In summary, our data indicate quantitatively that the reactivity of EPCR with its ligands differs between human and mouse systems. As such, care should be taken in the design of experiments in the mouse model system in investigating the importance of the FVIIa–EPCR interaction, as mouse FVII may not appreciably bind to mEPCR. However, the observation that human FVIIa binds effectively to mouse EPCR and along with the availability of mice expressing human TF (28), may substantiate the use of hFVIIa in the mouse model system in order to investigate the importance of EPCR in FVIIa transport and therapeutical action.

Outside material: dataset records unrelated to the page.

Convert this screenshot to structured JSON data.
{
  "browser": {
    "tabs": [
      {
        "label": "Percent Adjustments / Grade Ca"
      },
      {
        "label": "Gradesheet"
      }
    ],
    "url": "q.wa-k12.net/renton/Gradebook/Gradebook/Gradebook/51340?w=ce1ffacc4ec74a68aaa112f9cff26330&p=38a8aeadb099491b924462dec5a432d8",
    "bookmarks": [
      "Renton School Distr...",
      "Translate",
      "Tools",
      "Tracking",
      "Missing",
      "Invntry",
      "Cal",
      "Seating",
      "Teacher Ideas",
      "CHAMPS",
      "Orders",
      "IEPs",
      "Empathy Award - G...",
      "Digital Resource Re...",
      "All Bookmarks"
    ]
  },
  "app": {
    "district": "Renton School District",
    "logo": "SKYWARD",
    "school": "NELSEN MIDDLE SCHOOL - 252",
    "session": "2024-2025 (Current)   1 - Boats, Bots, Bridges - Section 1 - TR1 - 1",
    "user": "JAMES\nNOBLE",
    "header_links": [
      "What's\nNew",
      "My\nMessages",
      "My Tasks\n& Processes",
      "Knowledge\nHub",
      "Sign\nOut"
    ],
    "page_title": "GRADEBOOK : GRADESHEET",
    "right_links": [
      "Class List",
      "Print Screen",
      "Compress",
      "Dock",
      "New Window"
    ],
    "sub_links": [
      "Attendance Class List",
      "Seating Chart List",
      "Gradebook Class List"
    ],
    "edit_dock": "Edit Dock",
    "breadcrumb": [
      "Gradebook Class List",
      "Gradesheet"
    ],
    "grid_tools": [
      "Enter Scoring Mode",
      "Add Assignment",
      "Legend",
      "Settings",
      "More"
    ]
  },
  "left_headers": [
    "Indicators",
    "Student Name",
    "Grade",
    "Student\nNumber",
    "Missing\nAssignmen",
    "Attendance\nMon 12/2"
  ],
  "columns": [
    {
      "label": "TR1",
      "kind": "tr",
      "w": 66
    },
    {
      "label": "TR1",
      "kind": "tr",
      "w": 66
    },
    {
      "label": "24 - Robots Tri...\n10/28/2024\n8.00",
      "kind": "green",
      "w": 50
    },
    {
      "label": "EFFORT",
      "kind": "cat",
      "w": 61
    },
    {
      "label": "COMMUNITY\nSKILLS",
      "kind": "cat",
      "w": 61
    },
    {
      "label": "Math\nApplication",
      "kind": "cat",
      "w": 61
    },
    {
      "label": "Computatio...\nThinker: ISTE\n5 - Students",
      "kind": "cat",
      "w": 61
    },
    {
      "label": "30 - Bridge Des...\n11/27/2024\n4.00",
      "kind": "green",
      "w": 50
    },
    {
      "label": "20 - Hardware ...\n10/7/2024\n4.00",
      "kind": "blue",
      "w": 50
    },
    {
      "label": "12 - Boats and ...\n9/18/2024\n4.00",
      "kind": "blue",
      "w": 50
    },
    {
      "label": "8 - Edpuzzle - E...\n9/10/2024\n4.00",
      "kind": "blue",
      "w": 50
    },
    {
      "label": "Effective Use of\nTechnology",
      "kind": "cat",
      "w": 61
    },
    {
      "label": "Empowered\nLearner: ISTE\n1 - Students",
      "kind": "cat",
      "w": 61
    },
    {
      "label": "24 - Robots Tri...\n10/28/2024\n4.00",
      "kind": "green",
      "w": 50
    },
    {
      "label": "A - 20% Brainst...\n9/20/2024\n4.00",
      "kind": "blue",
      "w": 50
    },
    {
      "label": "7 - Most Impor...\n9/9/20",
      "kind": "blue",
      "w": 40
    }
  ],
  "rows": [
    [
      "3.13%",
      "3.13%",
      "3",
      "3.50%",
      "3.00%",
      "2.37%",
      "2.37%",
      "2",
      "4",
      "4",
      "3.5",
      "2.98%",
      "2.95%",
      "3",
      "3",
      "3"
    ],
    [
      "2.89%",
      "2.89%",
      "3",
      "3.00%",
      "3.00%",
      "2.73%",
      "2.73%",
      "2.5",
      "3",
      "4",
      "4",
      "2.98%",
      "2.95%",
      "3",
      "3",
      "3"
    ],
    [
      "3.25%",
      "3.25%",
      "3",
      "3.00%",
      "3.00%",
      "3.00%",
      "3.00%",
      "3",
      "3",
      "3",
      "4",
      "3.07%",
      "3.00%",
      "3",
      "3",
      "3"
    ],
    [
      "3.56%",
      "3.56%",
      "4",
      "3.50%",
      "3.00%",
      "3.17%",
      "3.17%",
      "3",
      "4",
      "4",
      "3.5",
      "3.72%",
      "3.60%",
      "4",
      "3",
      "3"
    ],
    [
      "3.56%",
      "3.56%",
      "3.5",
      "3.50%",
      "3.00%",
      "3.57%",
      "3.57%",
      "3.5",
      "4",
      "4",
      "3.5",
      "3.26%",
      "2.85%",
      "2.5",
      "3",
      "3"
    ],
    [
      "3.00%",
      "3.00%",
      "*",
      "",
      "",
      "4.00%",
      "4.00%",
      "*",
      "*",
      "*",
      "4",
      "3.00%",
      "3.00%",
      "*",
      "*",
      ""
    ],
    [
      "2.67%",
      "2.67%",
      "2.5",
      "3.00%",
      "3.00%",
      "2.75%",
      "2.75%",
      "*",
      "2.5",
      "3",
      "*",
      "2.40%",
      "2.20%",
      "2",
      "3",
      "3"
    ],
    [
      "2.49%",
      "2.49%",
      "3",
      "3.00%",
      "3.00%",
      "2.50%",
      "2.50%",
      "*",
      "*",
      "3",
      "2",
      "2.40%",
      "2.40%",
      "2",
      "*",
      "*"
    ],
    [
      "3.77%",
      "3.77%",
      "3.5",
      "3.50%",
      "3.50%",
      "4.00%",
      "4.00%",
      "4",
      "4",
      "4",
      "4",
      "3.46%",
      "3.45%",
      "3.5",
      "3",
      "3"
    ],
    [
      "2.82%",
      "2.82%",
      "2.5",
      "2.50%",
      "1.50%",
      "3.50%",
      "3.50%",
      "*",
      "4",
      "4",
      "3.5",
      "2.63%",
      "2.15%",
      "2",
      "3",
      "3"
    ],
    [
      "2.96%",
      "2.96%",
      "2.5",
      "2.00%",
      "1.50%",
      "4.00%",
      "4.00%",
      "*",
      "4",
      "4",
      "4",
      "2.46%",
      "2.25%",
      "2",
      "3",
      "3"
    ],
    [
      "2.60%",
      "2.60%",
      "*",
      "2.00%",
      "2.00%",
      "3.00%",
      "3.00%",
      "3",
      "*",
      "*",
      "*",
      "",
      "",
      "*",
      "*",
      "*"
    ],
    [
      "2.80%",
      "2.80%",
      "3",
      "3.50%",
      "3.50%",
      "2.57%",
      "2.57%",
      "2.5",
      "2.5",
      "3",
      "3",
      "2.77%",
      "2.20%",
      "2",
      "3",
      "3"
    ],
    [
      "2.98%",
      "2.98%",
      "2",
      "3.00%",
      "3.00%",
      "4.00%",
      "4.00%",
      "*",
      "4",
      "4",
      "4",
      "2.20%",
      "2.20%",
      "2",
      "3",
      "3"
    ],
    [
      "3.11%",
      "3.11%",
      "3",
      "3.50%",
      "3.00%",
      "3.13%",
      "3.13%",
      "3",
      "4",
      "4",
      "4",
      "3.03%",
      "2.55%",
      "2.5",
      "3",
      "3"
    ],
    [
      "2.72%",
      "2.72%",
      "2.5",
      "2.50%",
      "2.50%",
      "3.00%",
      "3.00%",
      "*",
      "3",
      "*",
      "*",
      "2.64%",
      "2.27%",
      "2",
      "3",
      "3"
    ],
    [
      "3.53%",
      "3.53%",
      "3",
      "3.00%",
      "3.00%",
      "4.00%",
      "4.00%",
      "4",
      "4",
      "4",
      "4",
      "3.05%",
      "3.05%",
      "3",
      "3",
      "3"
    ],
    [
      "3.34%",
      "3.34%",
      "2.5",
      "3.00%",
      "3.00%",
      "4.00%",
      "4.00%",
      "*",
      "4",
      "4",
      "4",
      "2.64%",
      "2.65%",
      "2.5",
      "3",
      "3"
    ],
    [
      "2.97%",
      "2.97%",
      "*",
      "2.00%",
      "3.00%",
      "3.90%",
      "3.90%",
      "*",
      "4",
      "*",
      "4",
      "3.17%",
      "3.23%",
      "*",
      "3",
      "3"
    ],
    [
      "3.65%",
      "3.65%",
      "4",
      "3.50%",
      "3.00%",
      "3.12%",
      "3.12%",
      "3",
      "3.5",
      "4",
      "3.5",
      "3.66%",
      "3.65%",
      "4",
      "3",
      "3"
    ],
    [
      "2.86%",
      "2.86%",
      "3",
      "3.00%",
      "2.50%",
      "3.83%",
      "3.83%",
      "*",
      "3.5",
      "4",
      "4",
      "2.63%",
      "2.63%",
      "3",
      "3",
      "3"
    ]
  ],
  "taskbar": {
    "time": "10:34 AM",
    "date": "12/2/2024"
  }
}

This work has been partly supported by Novo Nordisk Inc. as a part of the Investigator Initiated Grant and NHLBI grants (HL058869 and HL107483). The authors are thankful to Lars C. Petersen, Novo Nordisk, Denmark, for providing mouse FVIIa and soluble TF, and Pierre Neuenschwander, University of Texas Health Science Center, Tyler, TX for help in performing SPR studies.
The study was partly supported by a research grant from Novo Nordisk.
Disclosure and conflict of interests
U. Hedner is a consultant to Novo Nordisk A/S, Zurich, Switzerland.